Говорили речи, в основном о той маме, какой она была ещё до моего рождения. Оказывается, она была секретарём комсомольской организации леспромхоза, названного по реке Юрезанским. Дядя Вася пытался вмешиваться в ритуал – он был старшим в роду, да и на фронте командовал взводом сапёров-подрывников, так что смерть для него была делом обыденным. Но в деревне были свои обычаи, на него зашикали и всё сделали по-своему. На холмик поставили пирамидку со звездой, сваренную из железных прутьев, к которой привинтили табличку с именем и датами. Отец пригласил всех на поминки.

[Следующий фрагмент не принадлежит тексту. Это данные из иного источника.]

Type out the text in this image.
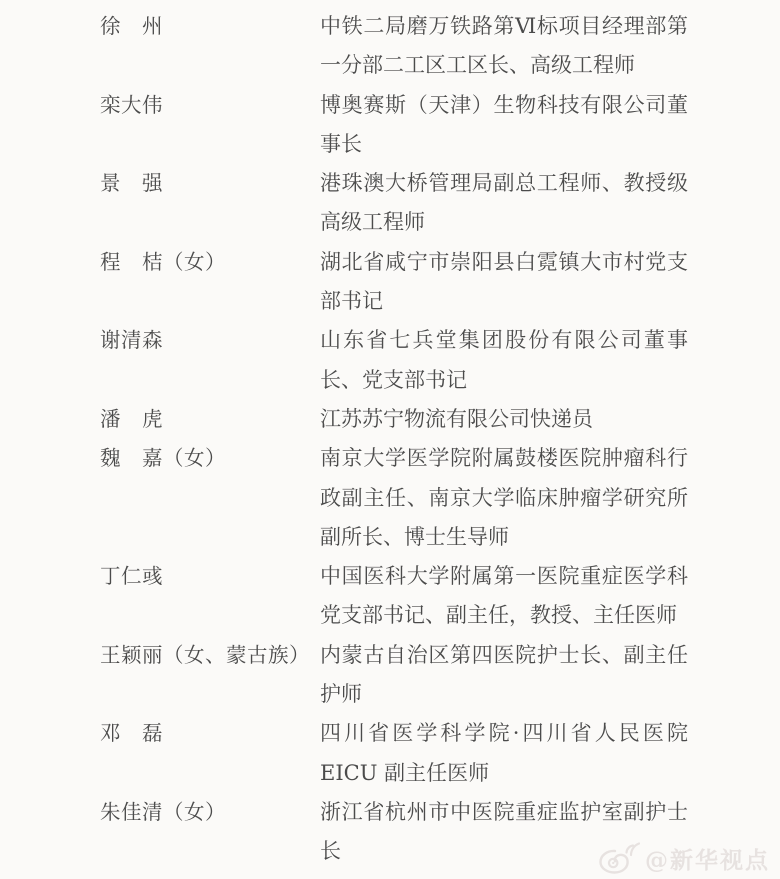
徐　州	中铁二局磨万铁路第Ⅵ标项目经理部第一分部二工区工区长、高级工程师
栾大伟	博奥赛斯（天津）生物科技有限公司董事长
景　强	港珠澳大桥管理局副总工程师、教授级高级工程师
程　桔（女）	湖北省咸宁市崇阳县白霓镇大市村党支部书记
谢清森	山东省七兵堂集团股份有限公司董事长、党支部书记
潘　虎	江苏苏宁物流有限公司快递员
魏　嘉（女）	南京大学医学院附属鼓楼医院肿瘤科行政副主任、南京大学临床肿瘤学研究所副所长、博士生导师
丁仁彧	中国医科大学附属第一医院重症医学科党支部书记、副主任，教授、主任医师
王颖丽（女、蒙古族） 内蒙古自治区第四医院护士长、副主任护师
邓　磊	四川省医学科学院·四川省人民医院EICU 副主任医师
朱佳清（女）	浙江省杭州市中医院重症监护室副护士长	@新华视点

В доме уже был накрыт стол – тот самый, на котором только что лежала мама, и ещё, видимо, принесли от соседей. Дядя Вася напился – после войны он за стол без «наркомовских» ста грамм не садился и периодически уходил в запой, тогда с трудом узнавал людей. В этот раз, пока он был ещё в сознании, начал выяснять у сестры, как умирала мама. Узнав, что у неё пошла горлом кровь, тут же, как заправский патологоанатом, поставил два диагноза: либо рак печени, либо туберкулёз лёгких. Раком мама не болела, а туберкулёз отрицала и местная врачиха, и отец. Но прав был дядя Вася…
На следующее утро пошли пешком в Калмаш, ловить попутку до Дувана. Выглянуло солнце, по-башкирски яркое и ласковое, а на душе было холодно и пусто. Дядя Вася был в невменяемом состоянии, его приходилось тащить под руки, а он бормотал что-то бессвязное – возможно, поднимал своих бойцов в атаку. Отец был жилистый, но сухощавый, а дядя Вася – коренастый, широкий в плечах и очень сильный. Про современных солдат говорил, что роту бы без ружья задушил, как цыплят тонкошеих. А тут он обвис и мы его еле тащили. Приходить в себя он начал лишь в Сулее. После войны он работал на железной дороге и уважал её даже больше, чем армию, выразив это однажды такими словами: «Железная дорога, Тимка, это… это… твою мать!». Наша мать, конечно, тут была ни при чём. Увидев рельсы, он только что целовать их не начал, взгляд обрёл осмысленность, он изрёк, что тут его каждая собака знает, мы ему уже не нужны, и побрёл вдоль путей куда-то в пространство.